# bulls and their bellow.....



## betty modin (May 15, 2002)

I now live "next door" to a small cattle ranch (only a few hundred acres...!) When I moved in I became aware of a very definite 'bellow' that sounded both night and day (in Oct). My parents were here and they raised polled herefords for many years after all of us children left home...and I was informed that the sound was the bull! My question is: Does the bull sound off seasonally? Is it related to the cows in heat only? What else might make him sound off?
I've grown accustomed to the sound, though occasionally at night it still takes me by surprise when things are quiet....Just want to know if this will become 'a background noise' for all seasons or ? thanks, betty


----------



## bumpus (Jul 30, 2003)

betty modin said:


> My question is: Does the bull sound off seasonally? Is it related to the cows in heat only? What else might make him sound off?
> Just want to know if this will become 'a background noise' for all seasons or ? thanks, betty



More than likely he is calling for females.
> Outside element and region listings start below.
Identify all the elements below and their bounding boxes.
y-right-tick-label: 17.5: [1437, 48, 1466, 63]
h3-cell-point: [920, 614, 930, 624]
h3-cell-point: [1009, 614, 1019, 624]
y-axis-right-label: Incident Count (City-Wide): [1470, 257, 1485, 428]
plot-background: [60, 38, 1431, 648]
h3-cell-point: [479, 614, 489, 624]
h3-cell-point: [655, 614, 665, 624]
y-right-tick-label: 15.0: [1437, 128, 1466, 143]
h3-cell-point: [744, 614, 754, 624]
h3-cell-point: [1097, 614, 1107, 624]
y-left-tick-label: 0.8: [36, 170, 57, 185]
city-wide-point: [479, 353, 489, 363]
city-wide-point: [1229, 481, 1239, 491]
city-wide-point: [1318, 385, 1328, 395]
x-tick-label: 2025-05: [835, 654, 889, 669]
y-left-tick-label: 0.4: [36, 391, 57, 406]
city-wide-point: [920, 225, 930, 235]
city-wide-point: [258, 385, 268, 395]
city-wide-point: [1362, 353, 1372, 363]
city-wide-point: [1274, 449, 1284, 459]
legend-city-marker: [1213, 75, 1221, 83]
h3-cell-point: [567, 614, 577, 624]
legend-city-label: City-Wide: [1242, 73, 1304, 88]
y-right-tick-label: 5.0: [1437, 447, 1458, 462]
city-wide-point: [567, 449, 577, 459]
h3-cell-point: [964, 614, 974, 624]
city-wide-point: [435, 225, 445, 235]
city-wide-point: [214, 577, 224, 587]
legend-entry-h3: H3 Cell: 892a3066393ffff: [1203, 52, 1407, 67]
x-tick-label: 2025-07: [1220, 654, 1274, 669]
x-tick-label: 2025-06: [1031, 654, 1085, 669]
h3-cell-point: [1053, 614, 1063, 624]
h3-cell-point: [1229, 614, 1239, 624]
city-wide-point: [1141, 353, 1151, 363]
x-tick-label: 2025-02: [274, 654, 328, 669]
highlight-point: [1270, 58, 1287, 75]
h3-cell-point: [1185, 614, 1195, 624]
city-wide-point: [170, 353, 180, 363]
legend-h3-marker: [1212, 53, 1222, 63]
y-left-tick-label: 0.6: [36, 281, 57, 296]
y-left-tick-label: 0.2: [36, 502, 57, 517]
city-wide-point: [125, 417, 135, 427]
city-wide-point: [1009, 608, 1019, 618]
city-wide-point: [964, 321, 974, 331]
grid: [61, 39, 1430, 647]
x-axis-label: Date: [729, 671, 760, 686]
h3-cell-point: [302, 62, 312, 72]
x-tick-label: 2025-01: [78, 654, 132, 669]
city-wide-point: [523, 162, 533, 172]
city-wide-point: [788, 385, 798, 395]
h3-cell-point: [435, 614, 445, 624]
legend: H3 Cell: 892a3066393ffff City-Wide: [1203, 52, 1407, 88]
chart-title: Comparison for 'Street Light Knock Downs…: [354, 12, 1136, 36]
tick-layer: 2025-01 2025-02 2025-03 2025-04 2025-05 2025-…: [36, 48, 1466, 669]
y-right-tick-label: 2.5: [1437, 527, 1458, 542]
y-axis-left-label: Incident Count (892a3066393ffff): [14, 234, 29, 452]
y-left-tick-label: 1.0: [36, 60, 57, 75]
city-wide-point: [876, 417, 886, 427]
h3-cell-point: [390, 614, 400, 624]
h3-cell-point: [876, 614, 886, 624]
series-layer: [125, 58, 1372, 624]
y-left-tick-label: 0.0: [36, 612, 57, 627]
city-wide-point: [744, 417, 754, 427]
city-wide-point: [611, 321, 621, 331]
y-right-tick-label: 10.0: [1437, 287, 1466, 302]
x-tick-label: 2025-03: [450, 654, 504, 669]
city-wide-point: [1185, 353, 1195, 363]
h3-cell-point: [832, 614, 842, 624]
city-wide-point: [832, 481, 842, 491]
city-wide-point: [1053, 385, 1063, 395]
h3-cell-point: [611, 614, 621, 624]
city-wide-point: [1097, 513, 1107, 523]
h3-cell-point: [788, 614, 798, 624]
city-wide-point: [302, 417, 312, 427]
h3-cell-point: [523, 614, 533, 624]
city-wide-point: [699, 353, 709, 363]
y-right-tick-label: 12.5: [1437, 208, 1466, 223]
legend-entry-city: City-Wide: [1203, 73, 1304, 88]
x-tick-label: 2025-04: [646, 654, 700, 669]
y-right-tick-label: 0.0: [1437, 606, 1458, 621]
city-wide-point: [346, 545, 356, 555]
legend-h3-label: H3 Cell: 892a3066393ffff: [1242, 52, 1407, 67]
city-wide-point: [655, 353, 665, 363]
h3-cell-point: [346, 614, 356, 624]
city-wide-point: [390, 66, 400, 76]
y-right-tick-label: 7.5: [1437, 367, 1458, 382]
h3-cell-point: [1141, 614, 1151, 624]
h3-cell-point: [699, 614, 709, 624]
This could happen any time they are in heat.

He may be bawlling to other bulls.

Most of all *never and I mean never * make fun of them and ball back or they could become mad enough to tear down a fence and come after you or children who do this and think this is funny.
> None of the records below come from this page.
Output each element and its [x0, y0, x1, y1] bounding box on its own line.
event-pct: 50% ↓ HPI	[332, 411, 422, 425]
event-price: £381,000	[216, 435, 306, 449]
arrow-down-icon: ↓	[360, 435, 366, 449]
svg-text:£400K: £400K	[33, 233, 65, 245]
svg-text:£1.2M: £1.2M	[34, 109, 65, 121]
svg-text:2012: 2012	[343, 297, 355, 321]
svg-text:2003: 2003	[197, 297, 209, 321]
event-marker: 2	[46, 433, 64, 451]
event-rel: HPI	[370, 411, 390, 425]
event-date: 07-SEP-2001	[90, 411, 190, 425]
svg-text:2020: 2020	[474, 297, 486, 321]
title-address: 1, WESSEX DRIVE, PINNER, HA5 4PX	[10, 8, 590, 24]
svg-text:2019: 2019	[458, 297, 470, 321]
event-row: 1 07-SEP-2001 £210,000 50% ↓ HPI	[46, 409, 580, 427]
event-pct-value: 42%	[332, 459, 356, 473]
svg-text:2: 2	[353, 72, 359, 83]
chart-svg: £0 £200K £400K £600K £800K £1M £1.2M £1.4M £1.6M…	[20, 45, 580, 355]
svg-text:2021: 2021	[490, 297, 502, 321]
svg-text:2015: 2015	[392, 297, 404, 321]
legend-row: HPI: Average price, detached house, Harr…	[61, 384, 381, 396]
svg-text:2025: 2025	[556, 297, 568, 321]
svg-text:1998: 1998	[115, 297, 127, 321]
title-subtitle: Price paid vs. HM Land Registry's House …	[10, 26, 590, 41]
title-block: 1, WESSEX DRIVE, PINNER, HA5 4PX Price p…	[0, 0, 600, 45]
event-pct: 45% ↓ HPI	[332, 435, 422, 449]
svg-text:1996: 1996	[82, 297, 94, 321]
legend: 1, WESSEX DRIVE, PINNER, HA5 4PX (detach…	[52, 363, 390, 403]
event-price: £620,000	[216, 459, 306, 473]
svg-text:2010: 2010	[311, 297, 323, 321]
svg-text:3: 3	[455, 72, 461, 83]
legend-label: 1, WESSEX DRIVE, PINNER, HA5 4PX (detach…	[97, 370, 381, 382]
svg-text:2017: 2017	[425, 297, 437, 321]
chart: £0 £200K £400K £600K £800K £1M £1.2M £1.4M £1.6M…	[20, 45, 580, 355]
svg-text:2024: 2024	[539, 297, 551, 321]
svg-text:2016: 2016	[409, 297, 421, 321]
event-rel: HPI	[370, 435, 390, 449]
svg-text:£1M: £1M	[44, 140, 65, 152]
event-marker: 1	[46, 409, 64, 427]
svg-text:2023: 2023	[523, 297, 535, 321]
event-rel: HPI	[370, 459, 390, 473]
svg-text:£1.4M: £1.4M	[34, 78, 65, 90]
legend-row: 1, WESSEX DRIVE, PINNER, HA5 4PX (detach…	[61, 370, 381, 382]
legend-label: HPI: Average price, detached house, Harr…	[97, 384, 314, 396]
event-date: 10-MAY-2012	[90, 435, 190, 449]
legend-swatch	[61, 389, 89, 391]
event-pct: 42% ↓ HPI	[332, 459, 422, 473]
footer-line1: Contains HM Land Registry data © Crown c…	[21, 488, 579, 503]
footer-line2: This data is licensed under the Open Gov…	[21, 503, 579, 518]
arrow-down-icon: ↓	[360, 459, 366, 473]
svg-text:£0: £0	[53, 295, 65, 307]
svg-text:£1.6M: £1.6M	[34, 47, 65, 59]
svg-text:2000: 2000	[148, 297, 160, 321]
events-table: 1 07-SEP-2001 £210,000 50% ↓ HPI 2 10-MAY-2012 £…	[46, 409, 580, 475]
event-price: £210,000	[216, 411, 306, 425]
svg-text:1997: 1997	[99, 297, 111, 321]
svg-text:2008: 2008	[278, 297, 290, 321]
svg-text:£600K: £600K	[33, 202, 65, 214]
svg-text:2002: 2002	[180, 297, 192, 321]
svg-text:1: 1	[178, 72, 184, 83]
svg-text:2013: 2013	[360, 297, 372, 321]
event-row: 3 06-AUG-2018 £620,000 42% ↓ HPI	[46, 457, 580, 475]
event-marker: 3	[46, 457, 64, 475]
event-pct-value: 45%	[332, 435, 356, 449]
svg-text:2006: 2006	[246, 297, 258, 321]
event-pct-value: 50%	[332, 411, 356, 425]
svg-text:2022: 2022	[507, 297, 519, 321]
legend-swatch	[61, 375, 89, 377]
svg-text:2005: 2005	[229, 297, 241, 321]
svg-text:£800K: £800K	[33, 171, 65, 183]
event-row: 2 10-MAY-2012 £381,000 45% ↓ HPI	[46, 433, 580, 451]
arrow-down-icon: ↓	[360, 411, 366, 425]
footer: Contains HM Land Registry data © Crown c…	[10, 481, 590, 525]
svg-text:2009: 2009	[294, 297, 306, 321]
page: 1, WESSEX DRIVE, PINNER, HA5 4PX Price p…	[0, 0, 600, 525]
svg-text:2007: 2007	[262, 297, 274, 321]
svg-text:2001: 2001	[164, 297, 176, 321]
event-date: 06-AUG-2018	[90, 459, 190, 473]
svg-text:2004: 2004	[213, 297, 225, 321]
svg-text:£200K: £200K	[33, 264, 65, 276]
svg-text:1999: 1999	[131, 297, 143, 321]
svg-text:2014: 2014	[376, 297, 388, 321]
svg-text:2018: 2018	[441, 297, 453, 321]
This is the time bulls can be most dangerous.


----------



## Jena (Aug 13, 2003)

Most of the time, my bulls are very quiet. They might bellow at feeding time, but that's about it.

However...

I have one that never shuts up. Doesn't matter if his feeder is empty or full. Doesn't matter if he's with the ladies or not. He just likes to hear his own voice. He bellows, bawls, huffs and puffs ALL the time.
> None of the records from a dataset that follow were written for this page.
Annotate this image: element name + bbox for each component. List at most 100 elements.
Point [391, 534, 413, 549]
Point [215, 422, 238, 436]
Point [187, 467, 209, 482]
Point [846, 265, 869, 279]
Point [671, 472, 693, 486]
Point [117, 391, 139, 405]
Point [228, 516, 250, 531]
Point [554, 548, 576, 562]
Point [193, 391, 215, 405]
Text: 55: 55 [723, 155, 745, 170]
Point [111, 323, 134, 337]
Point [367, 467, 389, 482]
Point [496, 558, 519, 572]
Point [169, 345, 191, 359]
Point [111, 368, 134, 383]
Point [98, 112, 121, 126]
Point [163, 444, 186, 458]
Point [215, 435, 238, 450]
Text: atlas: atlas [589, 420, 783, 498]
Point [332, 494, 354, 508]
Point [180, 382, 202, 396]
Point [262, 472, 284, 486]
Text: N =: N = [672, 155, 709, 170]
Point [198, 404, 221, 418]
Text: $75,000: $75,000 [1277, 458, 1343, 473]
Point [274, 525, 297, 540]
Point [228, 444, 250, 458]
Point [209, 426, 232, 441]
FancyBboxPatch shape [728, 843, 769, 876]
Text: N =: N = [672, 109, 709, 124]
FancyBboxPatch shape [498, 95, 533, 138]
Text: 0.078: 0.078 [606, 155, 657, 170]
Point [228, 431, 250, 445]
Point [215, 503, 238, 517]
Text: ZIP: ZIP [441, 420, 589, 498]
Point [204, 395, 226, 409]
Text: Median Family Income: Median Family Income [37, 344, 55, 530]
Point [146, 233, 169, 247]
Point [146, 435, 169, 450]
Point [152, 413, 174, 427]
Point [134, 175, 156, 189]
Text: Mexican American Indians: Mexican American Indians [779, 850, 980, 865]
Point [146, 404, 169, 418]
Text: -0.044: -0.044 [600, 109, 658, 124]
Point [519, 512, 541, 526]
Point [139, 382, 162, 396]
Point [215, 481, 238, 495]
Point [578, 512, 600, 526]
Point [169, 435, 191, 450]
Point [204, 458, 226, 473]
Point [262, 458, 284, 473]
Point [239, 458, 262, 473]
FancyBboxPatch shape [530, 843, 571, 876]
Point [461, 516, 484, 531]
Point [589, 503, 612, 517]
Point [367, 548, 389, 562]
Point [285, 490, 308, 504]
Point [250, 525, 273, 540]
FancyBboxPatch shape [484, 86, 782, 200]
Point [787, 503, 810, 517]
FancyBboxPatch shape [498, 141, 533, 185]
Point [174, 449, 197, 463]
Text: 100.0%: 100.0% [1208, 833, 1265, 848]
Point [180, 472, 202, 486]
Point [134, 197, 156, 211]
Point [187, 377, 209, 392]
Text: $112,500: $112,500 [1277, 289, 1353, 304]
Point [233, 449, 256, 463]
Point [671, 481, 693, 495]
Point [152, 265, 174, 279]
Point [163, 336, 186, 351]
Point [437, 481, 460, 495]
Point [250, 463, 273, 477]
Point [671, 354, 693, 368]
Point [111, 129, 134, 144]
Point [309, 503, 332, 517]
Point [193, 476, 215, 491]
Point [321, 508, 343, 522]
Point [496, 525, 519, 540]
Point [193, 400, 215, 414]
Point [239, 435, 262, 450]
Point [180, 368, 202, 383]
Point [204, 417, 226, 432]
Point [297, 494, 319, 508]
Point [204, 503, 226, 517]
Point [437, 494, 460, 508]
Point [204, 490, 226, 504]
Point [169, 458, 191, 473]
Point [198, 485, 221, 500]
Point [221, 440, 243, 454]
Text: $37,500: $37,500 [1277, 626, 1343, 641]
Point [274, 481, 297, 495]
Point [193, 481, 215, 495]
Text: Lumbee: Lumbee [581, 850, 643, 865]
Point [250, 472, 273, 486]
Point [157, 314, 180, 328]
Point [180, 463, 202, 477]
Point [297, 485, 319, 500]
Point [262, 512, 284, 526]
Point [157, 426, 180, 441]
I guess it just depends on the bull.

Jena


----------



## uncle Will in In. (May 11, 2002)

I agree with Jena.. Some bulls do it a lot and some rarely do it. I had a black crossbred bull that mostly did it when he wanted to move from a pasture to the house for water. One back pasture was over a half mile away. He'd start growling and take off and the cows and calves would string out in a long line following him. I loved to watch his parade. He was safer to be around than a red bull I had who got the Vet down on the floor at his place. That bull very seldom made a sound. 
There is an old saying, "He's all blow and no go!"


----------



## sweetbabyjane (Oct 21, 2002)

Our bulls mainly bellow at each other when there is a new bull on the place. They'll stand in their separate pastures, as close as they can get to one another, and paw the ground and bellow. Kind of a challenge to each other. They usually stop within two or three days. Thankfully.

Turn the radio up,
SBJ


----------



## Jena (Aug 13, 2003)

When I was a kid, I went canoeing down the Platte River in Wyoming with my cousins (two grown men). One of them needed to "go", so we pulled the canoe over so he could find a bush. As we were waiting on him, we kept hearing this sound. As a city kid, it sounded like some kind of machinery to me. Thankfully my other cousin was a little more savvy.

He kept looking around and soon he yelled..."Jesse, you'd better get back here because there's a big red bull out there and he's coming this way!"

Jesse came running, while trying to get his pants back up all the way. Jimmy started shoving on the canoe to get it back in the water. I wasn't sure what the big deal was, but I started pushing too.

We all piled in and got back in the middle of the river as that bull hit the shore. He chased us along the shore for a good 1/4 mile. I don't know why he didn't come in after us. That river is little more than a trickle, but he didn't.

We still laugh about that one at family reunions.

Jena


----------